A new CFO is set to start Sept. 10 at Hertz Global Holdings. Who is it? The person who most recently served as CFO of Nielsen.
Now, Nielsen has found its new CFO, and it is going with a Honeywell veteran who has also worked for ITT.
Also effective Sept. 10 is the arrival of David J. Anderson as Nielsen’s CFO. He succeeds Jamere Jackson, who on August 15 tendered his resignation at the nation’s dominant audience measurement and consumer research company.
Anderson will oversee all financial functions and will play an active role in communications with shareholders and analysts.
Nielsen grabs Anderson from Alexion Pharmaceuticals, where he served as CFO “during a period of significant challenge and change for that company,” Nielsen notes.
From 2003-2014, Anderson served as Honeywell International Inc.’s SVP/CFO. Before that, he held the CFO role at ITT Industries Inc. and of Newport News Shipbuilding, where he led the effort to establish the company as a standalone publicly traded entity.

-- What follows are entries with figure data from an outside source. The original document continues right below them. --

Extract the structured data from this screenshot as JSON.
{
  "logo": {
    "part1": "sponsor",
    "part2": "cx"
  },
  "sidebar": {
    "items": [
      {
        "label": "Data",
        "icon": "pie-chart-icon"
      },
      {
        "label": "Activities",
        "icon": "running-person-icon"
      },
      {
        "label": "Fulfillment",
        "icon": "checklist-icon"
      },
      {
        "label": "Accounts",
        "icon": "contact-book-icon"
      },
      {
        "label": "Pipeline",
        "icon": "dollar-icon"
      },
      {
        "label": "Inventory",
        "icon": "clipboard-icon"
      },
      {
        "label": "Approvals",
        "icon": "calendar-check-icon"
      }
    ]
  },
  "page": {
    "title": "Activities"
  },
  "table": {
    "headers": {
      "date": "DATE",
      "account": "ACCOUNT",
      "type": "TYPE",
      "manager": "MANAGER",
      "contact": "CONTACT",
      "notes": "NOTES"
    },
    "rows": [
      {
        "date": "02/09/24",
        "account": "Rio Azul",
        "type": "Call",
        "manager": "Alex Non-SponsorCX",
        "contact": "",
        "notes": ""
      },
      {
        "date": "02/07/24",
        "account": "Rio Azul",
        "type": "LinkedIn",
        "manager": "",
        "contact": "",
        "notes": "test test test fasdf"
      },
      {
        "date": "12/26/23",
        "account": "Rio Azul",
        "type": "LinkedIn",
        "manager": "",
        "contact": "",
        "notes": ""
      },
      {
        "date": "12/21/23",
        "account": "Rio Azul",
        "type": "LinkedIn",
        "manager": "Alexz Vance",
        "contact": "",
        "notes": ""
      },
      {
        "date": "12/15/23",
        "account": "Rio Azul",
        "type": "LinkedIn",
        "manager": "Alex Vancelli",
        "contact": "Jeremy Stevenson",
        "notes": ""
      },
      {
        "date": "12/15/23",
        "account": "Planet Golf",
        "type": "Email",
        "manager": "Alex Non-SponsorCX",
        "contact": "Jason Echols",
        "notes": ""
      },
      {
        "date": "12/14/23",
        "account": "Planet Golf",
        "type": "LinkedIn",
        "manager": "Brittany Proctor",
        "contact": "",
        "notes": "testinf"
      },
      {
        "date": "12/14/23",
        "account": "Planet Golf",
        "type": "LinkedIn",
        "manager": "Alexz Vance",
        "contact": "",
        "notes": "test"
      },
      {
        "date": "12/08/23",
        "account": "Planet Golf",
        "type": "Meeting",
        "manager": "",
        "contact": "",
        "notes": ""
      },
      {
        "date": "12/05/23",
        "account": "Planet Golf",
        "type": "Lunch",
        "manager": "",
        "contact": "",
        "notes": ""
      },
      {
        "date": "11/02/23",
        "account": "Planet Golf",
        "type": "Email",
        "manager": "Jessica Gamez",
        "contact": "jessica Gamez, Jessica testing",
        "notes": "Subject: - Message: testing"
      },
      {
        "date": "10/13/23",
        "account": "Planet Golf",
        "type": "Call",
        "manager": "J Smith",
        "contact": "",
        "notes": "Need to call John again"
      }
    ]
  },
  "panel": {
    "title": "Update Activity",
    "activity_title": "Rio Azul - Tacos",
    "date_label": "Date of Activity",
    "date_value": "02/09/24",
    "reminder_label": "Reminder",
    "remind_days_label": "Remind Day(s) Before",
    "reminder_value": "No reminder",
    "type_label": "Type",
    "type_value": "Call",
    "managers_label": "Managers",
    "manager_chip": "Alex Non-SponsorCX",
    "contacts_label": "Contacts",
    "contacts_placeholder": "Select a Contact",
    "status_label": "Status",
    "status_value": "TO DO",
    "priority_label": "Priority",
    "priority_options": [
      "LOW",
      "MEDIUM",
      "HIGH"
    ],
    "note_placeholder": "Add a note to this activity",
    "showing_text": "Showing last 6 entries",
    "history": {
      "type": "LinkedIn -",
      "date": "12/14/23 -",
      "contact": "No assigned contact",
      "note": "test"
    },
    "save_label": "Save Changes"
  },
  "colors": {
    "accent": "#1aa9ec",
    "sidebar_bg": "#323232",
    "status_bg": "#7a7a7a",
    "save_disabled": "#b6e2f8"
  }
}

Anderson also spent five years as a divisional CFO at RJR Nabisco. There, he was heavily involved in the company’s cost reduction, M&A, and international expansion efforts—something Nielsen may have an eye on to repair its largely broken finances, weighed down by its Buy-side business; Nielsen’s TV and radio ratings services, in the Watch business, are highly successful and driving the company’s revenue.
Anderson has also held key financial roles at Kraft, and The Quaker Oats Company.
“We are extremely pleased to have Dave join us, especially during this important time for the company,” said Nielsen Executive Chairman James Attwood. “Dave’s deep financial expertise and strategic skills will enable him to make a strong and immediate contribution to Nielsen.”
Nielsen CEO Mitch Barns, who is retiring at year’s end as the company combats its lowest stock values in 7 1/2 years, added, “Dave’s skilled leadership will be a great addition to our management team. In addition, his experience in a variety of industries will be of great support for the company.”